PPL’s RE-Seed Program is believed to be the first of its kind in the state, blending the nonprofit’s affordable housing mission with its other goal of improving low-income communities.
Combined, the 83 properties are estimated to be worth nearly $50 million.
“We have been talking about this for a year. This is brand new for us. And we are pretty excited,” said Karla Henderson, PPL’s senior vice president of housing. “This is about building generational wealth.”
The program will help PPL clear the books of its smallest two- to six-unit buildings, many of which were acquired during the banking and foreclosure crisis of 2008.
PPL has since used the properties to extend affordable housing options to families in St. Paul’s Frogtown neighborhood and the Ventura Village, Whittier, Phillips, Powderhorn, Near North, Folwell, Hawthorne and Camden neighborhoods of Minneapolis. A few of the properties are in New Hope.

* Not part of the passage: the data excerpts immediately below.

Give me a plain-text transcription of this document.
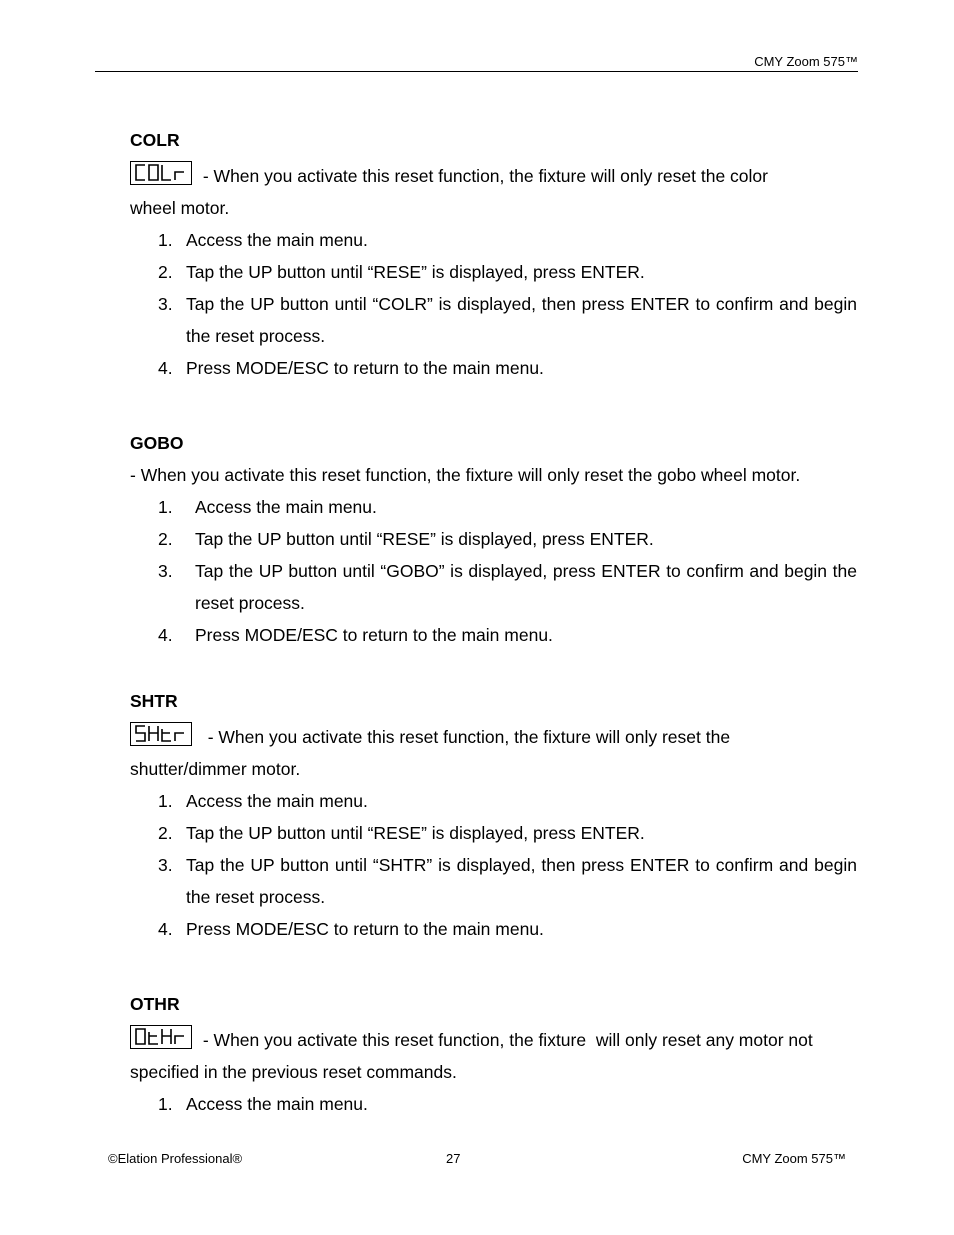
CMY Zoom 575™
COLR

- When you activate this reset function, the fixture will only reset the color
wheel motor.

1. Access the main menu.
2. Tap the UP button until “RESE” is displayed, press ENTER.
3. Tap the UP button until “COLR” is displayed, then press ENTER to confirm and begin the reset process.
4. Press MODE/ESC to return to the main menu.
GOBO

- When you activate this reset function, the fixture will only reset the gobo wheel motor.

1. Access the main menu.
2. Tap the UP button until “RESE” is displayed, press ENTER.
3. Tap the UP button until “GOBO” is displayed, press ENTER to confirm and begin the reset process.
4. Press MODE/ESC to return to the main menu.
SHTR

- When you activate this reset function, the fixture will only reset the
shutter/dimmer motor.

1. Access the main menu.
2. Tap the UP button until “RESE” is displayed, press ENTER.
3. Tap the UP button until “SHTR” is displayed, then press ENTER to confirm and begin the reset process.
4. Press MODE/ESC to return to the main menu.
OTHR

- When you activate this reset function, the fixture  will only reset any motor not
specified in the previous reset commands.

1. Access the main menu.
©Elation Professional®	27	CMY Zoom 575™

All 83 will be sold in the next three years, PPL Chief Executive Paul Williams told a crowd of about 80 community members who gathered last week in Minneapolis to learn more about the program.
RE-Seed is designed to offer people who live in the area the chance to expand their existing small real estate property operations or to provide new developers in the area with training and the chance to buy well-maintained apartment buildings for the first time.